Rosja zapłaci Ukrainie miliardy odszokodawania za wojnę

Ukraina będzie miała dostęp do 300 miliardów dolarów z rosyjskich pieniędzy na odbudowę kraju.

Prawie 300 miliardów dolarów w środkach Banku Centralnego Federacji Rosyjskiej, które znajdują się na rachunkach poza Rosją, zostało już zarezerwowanych dla Ukrainy, powiedział doradca ekonomiczny prezydenta Zełenskiego Ołeh Ustenko.

„Jest już odłożone dla nas 300 miliardów dolarów, środki z Centralnego Banku Rosji na rachunkach poza Rosją, które zostały dla nas skonfiskowane i zarezerwowane. Pieniądze te trafią do funduszu, który będzie pochodził z zajętego majątku tzw. rosyjskiej elity… który później zostanie sprzedany na rynku” – powiedział Ustenko.
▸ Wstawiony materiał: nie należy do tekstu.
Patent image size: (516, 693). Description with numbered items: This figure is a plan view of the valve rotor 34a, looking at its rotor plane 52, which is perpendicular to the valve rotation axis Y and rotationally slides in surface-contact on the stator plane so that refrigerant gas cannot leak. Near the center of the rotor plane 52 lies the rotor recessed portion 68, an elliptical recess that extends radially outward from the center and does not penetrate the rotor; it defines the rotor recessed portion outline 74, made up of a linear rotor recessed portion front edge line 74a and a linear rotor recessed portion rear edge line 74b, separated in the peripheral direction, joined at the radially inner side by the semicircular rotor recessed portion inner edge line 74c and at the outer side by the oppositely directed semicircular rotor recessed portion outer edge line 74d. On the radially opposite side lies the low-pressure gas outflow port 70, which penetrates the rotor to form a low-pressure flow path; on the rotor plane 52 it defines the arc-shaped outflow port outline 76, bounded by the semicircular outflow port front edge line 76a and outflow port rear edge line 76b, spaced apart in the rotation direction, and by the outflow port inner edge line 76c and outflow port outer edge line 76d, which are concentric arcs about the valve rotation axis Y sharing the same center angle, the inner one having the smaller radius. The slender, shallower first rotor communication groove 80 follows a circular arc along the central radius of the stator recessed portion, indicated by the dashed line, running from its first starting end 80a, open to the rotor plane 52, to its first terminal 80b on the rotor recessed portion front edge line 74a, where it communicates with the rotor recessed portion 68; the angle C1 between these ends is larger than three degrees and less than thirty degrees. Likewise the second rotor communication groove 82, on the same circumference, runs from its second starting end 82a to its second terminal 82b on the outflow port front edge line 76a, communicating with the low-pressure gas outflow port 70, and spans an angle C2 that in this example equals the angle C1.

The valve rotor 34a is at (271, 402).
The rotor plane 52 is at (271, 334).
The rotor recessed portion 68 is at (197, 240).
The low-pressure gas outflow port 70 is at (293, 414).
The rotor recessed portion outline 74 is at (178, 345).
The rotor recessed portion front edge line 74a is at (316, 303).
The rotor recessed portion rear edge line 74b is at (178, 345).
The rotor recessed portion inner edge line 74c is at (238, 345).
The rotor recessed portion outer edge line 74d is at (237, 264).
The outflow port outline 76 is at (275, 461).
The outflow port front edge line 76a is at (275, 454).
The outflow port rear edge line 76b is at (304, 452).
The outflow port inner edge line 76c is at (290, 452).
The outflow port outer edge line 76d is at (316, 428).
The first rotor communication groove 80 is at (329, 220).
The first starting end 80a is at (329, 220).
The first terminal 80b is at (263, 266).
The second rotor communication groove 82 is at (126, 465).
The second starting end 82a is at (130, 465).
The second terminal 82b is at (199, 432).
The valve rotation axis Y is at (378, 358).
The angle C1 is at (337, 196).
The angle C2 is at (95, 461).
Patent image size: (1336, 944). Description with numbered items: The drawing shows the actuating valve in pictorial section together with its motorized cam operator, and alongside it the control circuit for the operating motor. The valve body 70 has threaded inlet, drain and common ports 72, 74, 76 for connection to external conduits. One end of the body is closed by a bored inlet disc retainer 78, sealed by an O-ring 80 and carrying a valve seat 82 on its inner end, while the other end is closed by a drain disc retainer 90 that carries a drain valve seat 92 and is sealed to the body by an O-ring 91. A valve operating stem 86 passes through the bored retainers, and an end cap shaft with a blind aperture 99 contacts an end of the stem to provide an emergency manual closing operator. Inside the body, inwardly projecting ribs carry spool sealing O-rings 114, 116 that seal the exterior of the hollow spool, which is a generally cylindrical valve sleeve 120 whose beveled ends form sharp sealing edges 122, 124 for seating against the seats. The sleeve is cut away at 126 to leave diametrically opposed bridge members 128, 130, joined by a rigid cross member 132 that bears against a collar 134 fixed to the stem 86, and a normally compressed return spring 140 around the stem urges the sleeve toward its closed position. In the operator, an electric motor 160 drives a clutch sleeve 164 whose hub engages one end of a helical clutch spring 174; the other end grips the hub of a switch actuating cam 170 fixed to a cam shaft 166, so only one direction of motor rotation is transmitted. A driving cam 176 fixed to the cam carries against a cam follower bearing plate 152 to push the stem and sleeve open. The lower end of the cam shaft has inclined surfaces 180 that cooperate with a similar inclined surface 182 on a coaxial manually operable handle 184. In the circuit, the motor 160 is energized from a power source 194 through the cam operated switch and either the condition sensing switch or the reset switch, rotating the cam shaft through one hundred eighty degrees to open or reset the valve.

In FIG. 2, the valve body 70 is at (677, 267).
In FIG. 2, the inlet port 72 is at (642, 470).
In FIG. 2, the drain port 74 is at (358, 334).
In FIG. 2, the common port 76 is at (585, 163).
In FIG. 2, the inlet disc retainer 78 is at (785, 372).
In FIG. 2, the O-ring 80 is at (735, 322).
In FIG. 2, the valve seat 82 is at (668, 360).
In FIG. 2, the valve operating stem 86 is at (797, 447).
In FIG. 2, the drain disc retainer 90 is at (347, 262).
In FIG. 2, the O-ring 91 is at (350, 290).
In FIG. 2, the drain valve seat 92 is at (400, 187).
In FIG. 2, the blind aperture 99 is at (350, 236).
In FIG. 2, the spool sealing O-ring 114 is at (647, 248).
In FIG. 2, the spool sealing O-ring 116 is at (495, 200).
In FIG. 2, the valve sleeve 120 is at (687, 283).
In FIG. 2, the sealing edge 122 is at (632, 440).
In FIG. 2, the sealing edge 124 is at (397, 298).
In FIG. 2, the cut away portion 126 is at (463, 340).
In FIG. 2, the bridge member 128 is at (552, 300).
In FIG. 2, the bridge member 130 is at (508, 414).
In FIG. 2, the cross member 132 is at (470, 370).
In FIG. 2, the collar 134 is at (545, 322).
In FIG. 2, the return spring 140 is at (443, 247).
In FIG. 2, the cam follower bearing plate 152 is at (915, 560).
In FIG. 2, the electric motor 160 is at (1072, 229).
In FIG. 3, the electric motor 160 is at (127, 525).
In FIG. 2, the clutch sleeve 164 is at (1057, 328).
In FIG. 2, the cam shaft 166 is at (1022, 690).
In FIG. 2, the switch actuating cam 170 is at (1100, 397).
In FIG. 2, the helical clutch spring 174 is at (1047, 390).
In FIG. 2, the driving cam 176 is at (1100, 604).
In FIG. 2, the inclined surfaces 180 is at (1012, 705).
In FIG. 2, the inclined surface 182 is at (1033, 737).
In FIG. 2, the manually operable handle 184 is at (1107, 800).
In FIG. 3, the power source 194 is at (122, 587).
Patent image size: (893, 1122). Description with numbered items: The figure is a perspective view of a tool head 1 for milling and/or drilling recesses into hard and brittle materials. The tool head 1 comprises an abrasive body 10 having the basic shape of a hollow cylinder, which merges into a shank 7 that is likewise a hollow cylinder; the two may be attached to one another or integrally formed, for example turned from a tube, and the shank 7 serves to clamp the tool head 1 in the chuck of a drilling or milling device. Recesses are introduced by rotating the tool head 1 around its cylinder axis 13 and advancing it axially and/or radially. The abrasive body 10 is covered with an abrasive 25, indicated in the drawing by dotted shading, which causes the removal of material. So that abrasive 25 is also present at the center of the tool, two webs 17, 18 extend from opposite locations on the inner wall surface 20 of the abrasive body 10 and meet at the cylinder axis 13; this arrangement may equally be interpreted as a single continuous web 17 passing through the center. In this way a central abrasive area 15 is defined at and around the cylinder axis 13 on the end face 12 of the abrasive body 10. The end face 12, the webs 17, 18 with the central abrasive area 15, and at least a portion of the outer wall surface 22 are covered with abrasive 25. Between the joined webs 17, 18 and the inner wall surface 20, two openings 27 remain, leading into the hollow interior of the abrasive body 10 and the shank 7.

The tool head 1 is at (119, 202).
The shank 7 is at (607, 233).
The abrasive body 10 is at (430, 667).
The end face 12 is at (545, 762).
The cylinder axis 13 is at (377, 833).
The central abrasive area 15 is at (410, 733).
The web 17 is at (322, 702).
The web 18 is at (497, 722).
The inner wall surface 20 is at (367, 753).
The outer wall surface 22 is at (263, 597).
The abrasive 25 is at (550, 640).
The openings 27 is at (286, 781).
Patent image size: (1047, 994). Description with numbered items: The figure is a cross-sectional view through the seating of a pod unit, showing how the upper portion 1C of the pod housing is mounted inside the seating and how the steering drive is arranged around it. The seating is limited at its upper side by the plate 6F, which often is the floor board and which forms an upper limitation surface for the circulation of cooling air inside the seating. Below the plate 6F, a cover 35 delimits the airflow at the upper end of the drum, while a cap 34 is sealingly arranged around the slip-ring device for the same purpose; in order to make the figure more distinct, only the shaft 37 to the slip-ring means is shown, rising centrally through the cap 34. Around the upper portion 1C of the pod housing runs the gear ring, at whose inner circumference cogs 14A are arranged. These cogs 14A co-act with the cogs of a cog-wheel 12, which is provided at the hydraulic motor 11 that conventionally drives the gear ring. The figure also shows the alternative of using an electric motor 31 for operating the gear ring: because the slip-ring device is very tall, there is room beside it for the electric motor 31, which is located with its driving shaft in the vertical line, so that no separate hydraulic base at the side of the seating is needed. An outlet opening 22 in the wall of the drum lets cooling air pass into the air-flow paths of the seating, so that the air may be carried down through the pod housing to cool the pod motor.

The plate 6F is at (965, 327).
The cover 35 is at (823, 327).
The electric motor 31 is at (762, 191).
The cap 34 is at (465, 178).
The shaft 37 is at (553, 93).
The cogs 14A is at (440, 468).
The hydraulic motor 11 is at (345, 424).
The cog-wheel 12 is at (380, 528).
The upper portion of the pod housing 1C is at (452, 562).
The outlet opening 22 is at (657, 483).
Według premiera Ukrainy Denysa Szmyhala Ukraina potrzebuje już 500 mld dolarów na naprawę szkód spowodowanych rosyjską agresją a ataki trwają nadal. Straty w substancji gospodarczej nie obejmują strat ludzkich. Śmierć, tragedia rozłąki z najbliższymi, straty zwierząt – przyjaciół ludzi – to wszystko trudno jest wycenić i żadne banki czy agencje gospodarcze nie potrafią wycenić tych strat moralnych, choć dobre jest to, że można ż dużą dokładnością oceniać i na bieżąco rejestrować straty gospodarcze.

Gdyby takie systemy jak współczesne istniały w przeszłości, można byłoby podliczyć ile inne państwa są winne Polsce i domagać się zwrotu. W przeszłości nie istniały takie rozwiązania. Gdyby istniały okazałoby się, że Polska otrzymałaby najwięcej i była jednym z najbogatszych krajów świata. Dlaczego? Bo najwięcej w historii Europy, a może nawet świata ucierpiała. Rozkradziona, zdradzona Polska mogła być przywódcą narodów. Nie stała się dzięki chciwości wrogów, także tych wewnętrznych. Ot choćby wspomnieć pożyczkę dla Hiszpańskiego króla zaoferowaną przez naiwną, a może zdrajczynię Królową Bonę. Złoto wywiezione za jej czasów do Hiszpanii – gdyby dziś domagać się od Hiszpanii rekompensaty – z odsetkami Hiszpania musi zwrócić Polsce taką ilość złota, jakiego nie ma go na świecie.

Do tego trzeba doliczyć 'potop szwedzki’, który spowodował takie straty, z których Rzeczpospolita nie potrafiła się podnieść do dawnej świetności. Szwedzi rozkradli wszystko a czego nie mogli wywieźć zniszczyli. Jakby tego było mało pomimo niepowetowanych strat wojennych w II wojnie światowej Rosja zagranęła jedną trzecią kraju i skutecznie sparaliżowała jego rozwój (chociażby blokując plan odbudowy Marshalla). Do tego rozkradziono Polskę po tzw, otrzymaniu niepodległości i wyzwoleniu spod sowieckiej dominacji. Do kradzieży przemysłu wyprzedawanego za 10% wartości, z czego śmiali się nawet chińscy ekonomiści trzeba doliczyć dalsze znęcanie się Niemców – jak np. wprowadzenie 7 letniego zakazu legalnej pracy w Niemczech (aby chronić niemiecki rynek pracy), po którym to okresie zciągnięto arabskich i azjatyckich gazarbajterów. Itp. Itd. Udręczona Polska nie mogła zatem zostać pępkiem Europy, ale za to ma szansę zostać Ukraina po odzyskaniu strat i zrozumieniu Niemieckich 'potrzeb dominacji’. Wystarczy przeżyć.